Il déballe d’une dent creuse des trucs improbables.
— Qu’a fait Estella ?
— Elle a prévenu Steve, mon cousin… Et ils ont emmené la dame dans un endroit tranquille jusqu’à ce que j’aie retrouvé mon Jimmy…
— Ou est-ce ?
— Je ne sais pas… Je crois, Saint-Germain-en-Laye !
Je me lève, des fourmis plein les cannes.
— Bon. Vous allez téléphoner d’ici à votre cousin, pour lui dire que l’enfant est retrouvé et qu’il tienne la pensionnaire à notre disposition. Vous accompagnerez monsieur jusqu’à l’endroit où elle est séquestrée. Pendant ce temps, ma mère continuera de s’occuper du petit. Rassurez-vous, il est en complète sécurité ici.
Allez, au travail… Ça n’est pas encore fini, ces salades…

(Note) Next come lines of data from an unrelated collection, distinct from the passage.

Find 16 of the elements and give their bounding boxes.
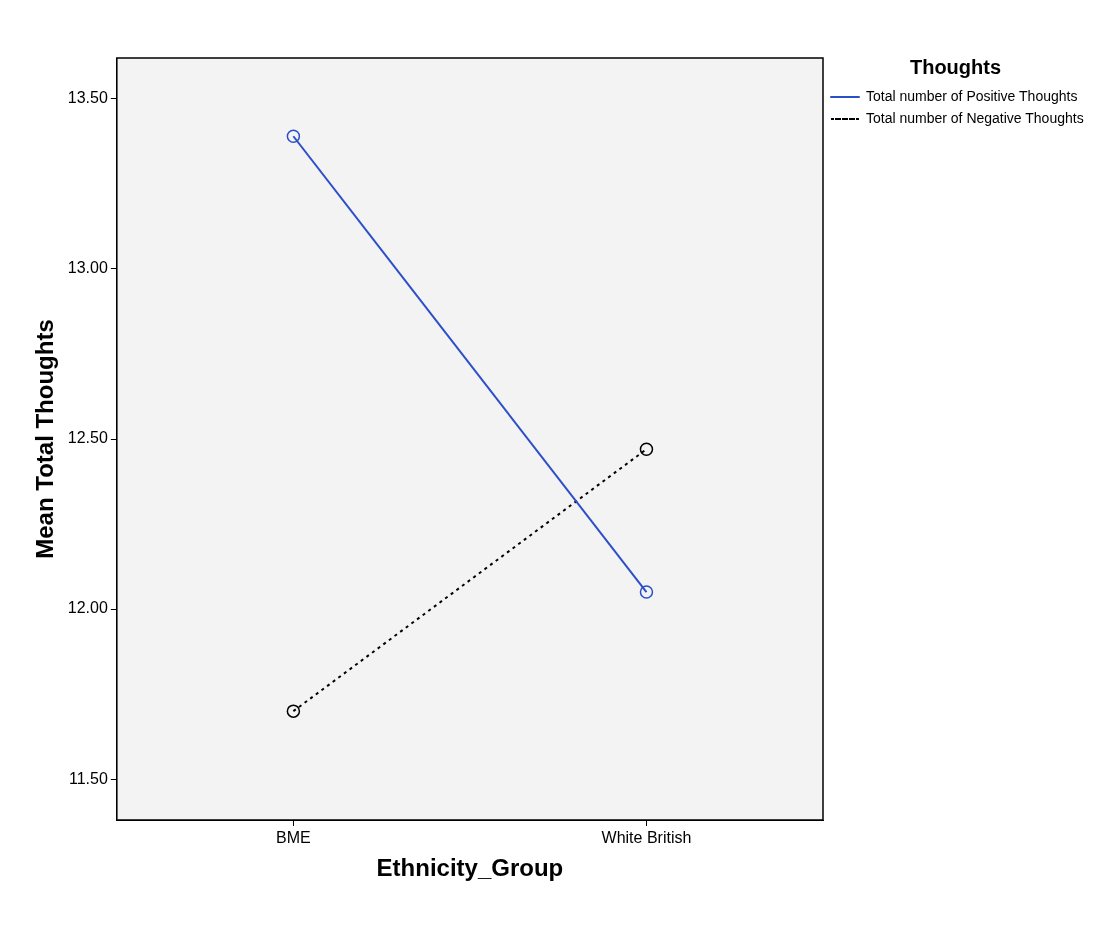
y-axis-title: Mean Total Thoughts [31, 319, 59, 559]
x-tick-label: BME [276, 829, 311, 847]
point [639, 585, 654, 599]
y-tick-label: 13.00 [67, 259, 108, 277]
point [286, 704, 301, 718]
legend-label: Total number of Negative Thoughts [866, 109, 1084, 126]
x-tick-label: White British [601, 829, 692, 847]
legend-label: Total number of Positive Thoughts [866, 87, 1078, 104]
legend-title: Thoughts [909, 55, 1002, 78]
x-axis-title: Ethnicity_Group [376, 854, 564, 882]
y-tick-label: 11.50 [68, 769, 108, 787]
point [286, 129, 301, 143]
point [639, 442, 654, 456]
y-tick-label: 12.00 [67, 599, 108, 617]
y-tick-label: 12.50 [67, 429, 108, 447]
y-tick-label: 13.50 [67, 89, 108, 107]
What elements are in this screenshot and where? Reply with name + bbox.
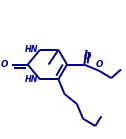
Text: O: O (84, 52, 92, 61)
Text: O: O (96, 60, 103, 69)
Text: HN: HN (25, 75, 39, 84)
Text: HN: HN (25, 45, 39, 54)
Text: O: O (1, 60, 9, 69)
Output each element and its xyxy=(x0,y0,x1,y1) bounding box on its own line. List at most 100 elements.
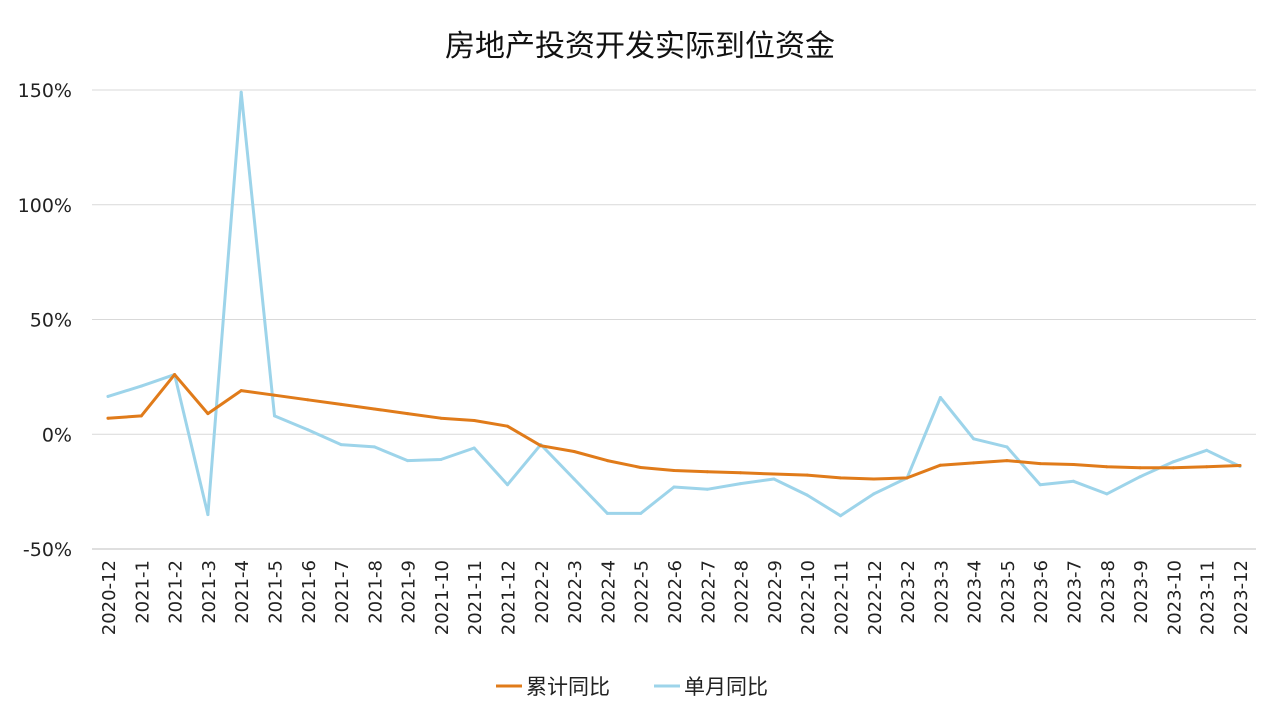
data-point xyxy=(1138,466,1142,470)
x-tick-label: 2022-5 xyxy=(632,560,653,624)
data-point xyxy=(1005,445,1009,449)
x-tick-label: 2022-9 xyxy=(765,560,786,624)
data-point xyxy=(1138,475,1142,479)
x-tick-label: 2023-8 xyxy=(1098,560,1119,624)
legend-label-0: 累计同比 xyxy=(526,675,610,699)
data-point xyxy=(938,396,942,399)
x-tick-label: 2022-6 xyxy=(665,560,686,624)
x-tick-label: 2022-4 xyxy=(598,560,619,624)
data-point xyxy=(106,394,110,398)
data-point xyxy=(372,407,376,411)
data-point xyxy=(406,412,410,416)
legend-label-1: 单月同比 xyxy=(684,675,768,699)
data-point xyxy=(839,476,842,480)
data-point xyxy=(605,459,609,463)
data-point xyxy=(639,466,643,469)
data-point xyxy=(339,443,343,447)
data-point xyxy=(439,458,443,461)
data-point xyxy=(938,463,942,467)
data-point xyxy=(639,511,643,515)
data-point xyxy=(1205,465,1209,469)
data-point xyxy=(805,473,809,477)
data-point xyxy=(1205,448,1209,452)
series-lines xyxy=(106,90,1242,518)
x-tick-label: 2021-9 xyxy=(399,560,420,624)
data-point xyxy=(1072,479,1075,483)
x-tick-label: 2023-7 xyxy=(1065,560,1086,624)
data-point xyxy=(1005,459,1009,463)
data-point xyxy=(472,419,476,422)
data-point xyxy=(339,402,343,406)
data-point xyxy=(772,472,776,476)
y-tick-label: 100% xyxy=(18,195,72,217)
data-point xyxy=(972,437,976,441)
x-tick-label: 2021-8 xyxy=(365,560,386,624)
x-tick-label: 2020-12 xyxy=(99,560,120,635)
x-tick-label: 2023-2 xyxy=(898,560,919,624)
x-tick-label: 2021-4 xyxy=(232,560,253,624)
data-point xyxy=(106,416,110,420)
data-point xyxy=(539,444,543,448)
x-tick-label: 2023-6 xyxy=(1031,560,1052,624)
data-point xyxy=(705,470,709,474)
data-point xyxy=(306,398,310,402)
x-tick-label: 2021-12 xyxy=(499,560,520,635)
x-tick-label: 2021-7 xyxy=(332,560,353,624)
data-point xyxy=(1105,492,1109,496)
y-tick-label: 0% xyxy=(42,424,72,446)
series-line-0 xyxy=(106,373,1242,481)
data-point xyxy=(439,416,443,420)
y-tick-label: 50% xyxy=(30,310,72,332)
series-line-1 xyxy=(106,90,1242,518)
x-tick-label: 2022-2 xyxy=(532,560,553,624)
x-tick-label: 2022-10 xyxy=(798,560,819,635)
x-tick-label: 2023-11 xyxy=(1198,560,1219,635)
x-tick-label: 2023-10 xyxy=(1164,560,1185,635)
x-tick-label: 2022-3 xyxy=(565,560,586,624)
y-tick-label: 150% xyxy=(18,80,72,102)
data-point xyxy=(772,477,776,481)
data-point xyxy=(139,414,143,418)
data-point xyxy=(506,424,509,428)
data-point xyxy=(672,469,676,472)
grid-lines xyxy=(92,89,1256,550)
data-point xyxy=(1171,466,1175,470)
data-point xyxy=(1105,465,1109,469)
x-tick-label: 2023-3 xyxy=(931,560,952,624)
data-point xyxy=(705,487,709,491)
x-tick-label: 2023-4 xyxy=(965,560,986,624)
x-axis-ticks: 2020-12 2021-1 2021-2 2021-3 2021-4 2021-5 202… xyxy=(99,560,1252,635)
data-point xyxy=(739,482,743,486)
data-point xyxy=(472,446,476,450)
x-tick-label: 2021-2 xyxy=(166,560,187,624)
data-point xyxy=(306,428,310,432)
data-point xyxy=(173,373,177,377)
x-tick-label: 2021-10 xyxy=(432,560,453,635)
data-point xyxy=(905,476,909,480)
data-point xyxy=(506,483,509,487)
data-point xyxy=(1038,483,1042,487)
x-tick-label: 2021-6 xyxy=(299,560,320,624)
data-point xyxy=(273,393,276,397)
x-tick-label: 2021-1 xyxy=(132,560,153,624)
data-point xyxy=(572,450,576,453)
x-tick-label: 2023-12 xyxy=(1231,560,1252,635)
chart-title: 房地产投资开发实际到位资金 xyxy=(445,29,835,64)
x-tick-label: 2022-8 xyxy=(732,560,753,624)
data-point xyxy=(239,90,243,94)
data-point xyxy=(206,513,210,517)
y-tick-label: -50% xyxy=(23,539,72,561)
x-tick-label: 2023-5 xyxy=(998,560,1019,624)
x-tick-label: 2022-11 xyxy=(831,560,852,635)
data-point xyxy=(872,492,876,496)
data-point xyxy=(1038,462,1042,466)
data-point xyxy=(972,461,976,465)
x-tick-label: 2021-5 xyxy=(265,560,286,624)
data-point xyxy=(672,485,676,489)
data-point xyxy=(1171,460,1175,464)
data-point xyxy=(739,471,743,475)
data-point xyxy=(206,412,210,416)
data-point xyxy=(805,493,809,497)
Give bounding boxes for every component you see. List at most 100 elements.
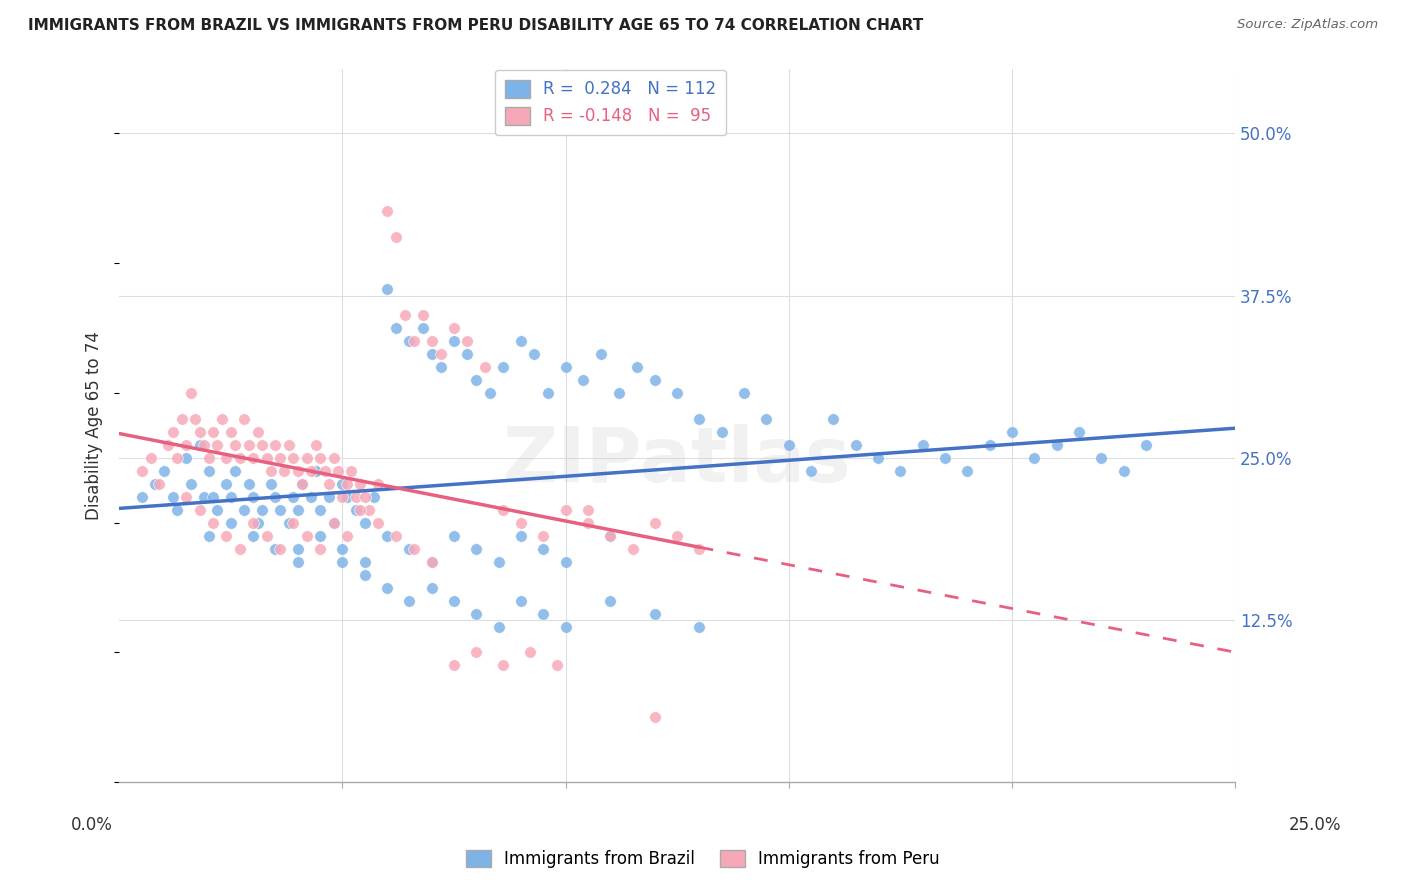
Point	[488, 619, 510, 633]
Point	[576, 502, 599, 516]
Point	[256, 529, 278, 543]
Point	[1067, 425, 1090, 439]
Point	[242, 516, 264, 530]
Point	[599, 529, 621, 543]
Point	[443, 593, 465, 607]
Point	[429, 359, 451, 374]
Point	[340, 464, 363, 478]
Point	[644, 607, 666, 621]
Point	[246, 425, 269, 439]
Point	[531, 529, 554, 543]
Point	[269, 541, 291, 556]
Point	[295, 529, 318, 543]
Point	[385, 321, 408, 335]
Point	[188, 438, 211, 452]
Legend: Immigrants from Brazil, Immigrants from Peru: Immigrants from Brazil, Immigrants from …	[460, 843, 946, 875]
Point	[332, 541, 354, 556]
Point	[295, 450, 318, 465]
Point	[510, 516, 533, 530]
Point	[264, 490, 287, 504]
Point	[375, 581, 398, 595]
Point	[299, 464, 322, 478]
Point	[188, 425, 211, 439]
Point	[344, 490, 367, 504]
Point	[287, 555, 309, 569]
Point	[363, 490, 385, 504]
Point	[420, 334, 443, 348]
Point	[1135, 438, 1157, 452]
Text: IMMIGRANTS FROM BRAZIL VS IMMIGRANTS FROM PERU DISABILITY AGE 65 TO 74 CORRELATI: IMMIGRANTS FROM BRAZIL VS IMMIGRANTS FRO…	[28, 18, 924, 33]
Point	[546, 658, 568, 673]
Point	[349, 502, 371, 516]
Point	[193, 438, 215, 452]
Point	[207, 438, 229, 452]
Point	[139, 450, 162, 465]
Point	[572, 373, 595, 387]
Point	[621, 541, 644, 556]
Point	[309, 450, 332, 465]
Point	[250, 502, 273, 516]
Point	[229, 541, 252, 556]
Point	[287, 541, 309, 556]
Point	[291, 476, 314, 491]
Point	[666, 529, 689, 543]
Point	[336, 490, 359, 504]
Point	[465, 645, 488, 659]
Point	[823, 412, 845, 426]
Point	[238, 438, 260, 452]
Point	[375, 282, 398, 296]
Point	[305, 464, 328, 478]
Point	[322, 450, 344, 465]
Point	[336, 529, 359, 543]
Point	[314, 464, 336, 478]
Point	[591, 347, 613, 361]
Point	[287, 502, 309, 516]
Point	[367, 476, 389, 491]
Point	[443, 334, 465, 348]
Point	[184, 412, 207, 426]
Point	[309, 529, 332, 543]
Point	[478, 386, 501, 401]
Point	[260, 464, 283, 478]
Point	[644, 373, 666, 387]
Point	[166, 450, 188, 465]
Point	[889, 464, 911, 478]
Point	[201, 490, 224, 504]
Point	[219, 516, 242, 530]
Point	[207, 502, 229, 516]
Point	[197, 464, 219, 478]
Point	[367, 516, 389, 530]
Point	[287, 464, 309, 478]
Point	[326, 464, 349, 478]
Point	[554, 359, 576, 374]
Text: 0.0%: 0.0%	[70, 816, 112, 834]
Point	[443, 321, 465, 335]
Point	[1112, 464, 1135, 478]
Point	[215, 529, 238, 543]
Point	[465, 541, 488, 556]
Point	[523, 347, 546, 361]
Point	[607, 386, 630, 401]
Point	[398, 334, 420, 348]
Point	[465, 607, 488, 621]
Point	[344, 502, 367, 516]
Point	[197, 450, 219, 465]
Point	[246, 516, 269, 530]
Point	[537, 386, 560, 401]
Point	[576, 516, 599, 530]
Point	[131, 464, 153, 478]
Point	[277, 438, 299, 452]
Point	[359, 502, 381, 516]
Point	[394, 308, 416, 322]
Point	[201, 516, 224, 530]
Point	[201, 425, 224, 439]
Point	[375, 529, 398, 543]
Point	[626, 359, 648, 374]
Point	[845, 438, 868, 452]
Point	[166, 502, 188, 516]
Point	[157, 438, 180, 452]
Point	[412, 308, 434, 322]
Point	[755, 412, 778, 426]
Point	[531, 607, 554, 621]
Point	[420, 581, 443, 595]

Lorsque Mrs Loveme a bigophoné à son cousin, je la reprends en main pour un complément d’informations.
— Tout va bien ?
— Oui… Je voudrais savoir, monsieur, si tout ceci aura des suites fâcheuses ?
— Hum, ça dépend… Vous avez la demande de rançon sur vous ?
Elle ouvre son sac. Sort sa minaudière. À l’intérieur de la boîte d’écaille, sous la houppette, se trouve une feuille de papier. C’est écrit en anglais, caractères d’imprimerie.
— Traduisez !
Elle lit :
Si vous voulez retrouver qui vous savez, remettez cinquante mille dollars aux bonnes œuvres pour la pénitence de vos péchés. Je préviens une congrégation religieuse de votre don. Elle enverra quelqu’un en fin d’après-midi pour le prendre. Lorsque je serai informée que celui-ci s’est accompli, je vous téléphonerai pour vous dire où est J.